À agência Lusa, Madalena Nunes opinou que a solução “passará sempre pelas instituições otimizarem o seu trabalho em rede, ultrapassando a falta de abertura institucional que muitas vezes existe”. A vereadora também defendeu a “redefinição das prioridades na atuação” e que a resposta deve centrar-se, “não nas situações de emergência, mas em soluções que os ajudem a sair efetivamente da rua”.

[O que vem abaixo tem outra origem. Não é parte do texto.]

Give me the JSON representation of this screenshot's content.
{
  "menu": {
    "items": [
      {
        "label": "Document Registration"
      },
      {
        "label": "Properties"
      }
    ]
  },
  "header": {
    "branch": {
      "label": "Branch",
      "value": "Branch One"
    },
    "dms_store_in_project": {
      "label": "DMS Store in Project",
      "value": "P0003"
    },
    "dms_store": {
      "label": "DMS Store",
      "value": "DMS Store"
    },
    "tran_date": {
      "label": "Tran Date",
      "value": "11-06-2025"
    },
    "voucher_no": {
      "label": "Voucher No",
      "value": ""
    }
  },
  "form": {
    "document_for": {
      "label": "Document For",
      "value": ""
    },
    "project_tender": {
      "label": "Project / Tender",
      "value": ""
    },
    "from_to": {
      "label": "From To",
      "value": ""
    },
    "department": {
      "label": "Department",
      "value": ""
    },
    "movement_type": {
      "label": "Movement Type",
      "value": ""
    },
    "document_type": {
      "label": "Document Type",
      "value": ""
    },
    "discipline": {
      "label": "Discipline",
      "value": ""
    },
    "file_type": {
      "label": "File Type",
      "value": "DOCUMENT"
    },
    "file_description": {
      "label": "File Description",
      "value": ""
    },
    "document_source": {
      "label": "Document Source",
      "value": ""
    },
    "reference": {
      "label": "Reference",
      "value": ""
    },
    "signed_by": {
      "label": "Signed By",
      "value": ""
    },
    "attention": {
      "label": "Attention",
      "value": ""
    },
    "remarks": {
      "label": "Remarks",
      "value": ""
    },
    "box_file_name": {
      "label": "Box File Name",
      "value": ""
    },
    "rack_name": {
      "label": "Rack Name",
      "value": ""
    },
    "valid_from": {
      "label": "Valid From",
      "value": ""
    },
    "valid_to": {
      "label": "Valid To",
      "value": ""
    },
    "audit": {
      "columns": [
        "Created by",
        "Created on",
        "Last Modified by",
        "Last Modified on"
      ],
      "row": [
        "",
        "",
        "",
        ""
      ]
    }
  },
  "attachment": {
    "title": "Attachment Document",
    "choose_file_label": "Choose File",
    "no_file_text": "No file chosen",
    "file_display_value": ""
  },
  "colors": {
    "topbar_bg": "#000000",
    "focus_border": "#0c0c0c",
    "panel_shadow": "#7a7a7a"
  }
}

Questionado pela Lusa, o Governo Regional da Madeira realçou que, para o período 2019-2023, tem como eixos prioritários “proteger e reinserir as pessoas em situação de sem-abrigo”, dando continuidade ao Plano Regional para estas pessoas, “garantindo sempre uma intervenção interinstitucional, instituindo medidas de prevenção, proteção e integração, articuladas entre os 20 parceiros do Plano (organismos públicos e privados)”.

O executivo insular, através da secretaria da Inclusão, Assuntos Sociais e Cidadania, confirmou que “vai ampliar a rede de parcerias e de respostas sociais”, perspetivando apoiar “projetos inovadores de inserção social para os sem-abrigo e reforçar as equipas de rua destinadas à identificação e apoio às pessoas em situação de sem-abrigo”.

O Governo Regional da Madeira continuará atuante e atento a esta realidade”, numa intervenção de “alinhamento com as ‘áreas muito sensíveis e prioritárias’ que o Presidente da República apontou”, acrescentou.

Na resposta à Lusa, o Governo Regional preconiza a criação de um centro de acolhimento noturno, a integração dos sem-abrigo em programas de emprego, o projeto piloto de construção de habitações para alojamento definitivo, além de “novas medidas” no âmbito do Plano Regional de Integração da Pessoa em Situação de Sem-Abrigo, que “no seu primeiro ano de implementação (começou em de maio de 2018), alcançou uma execução de cerca de 70%”.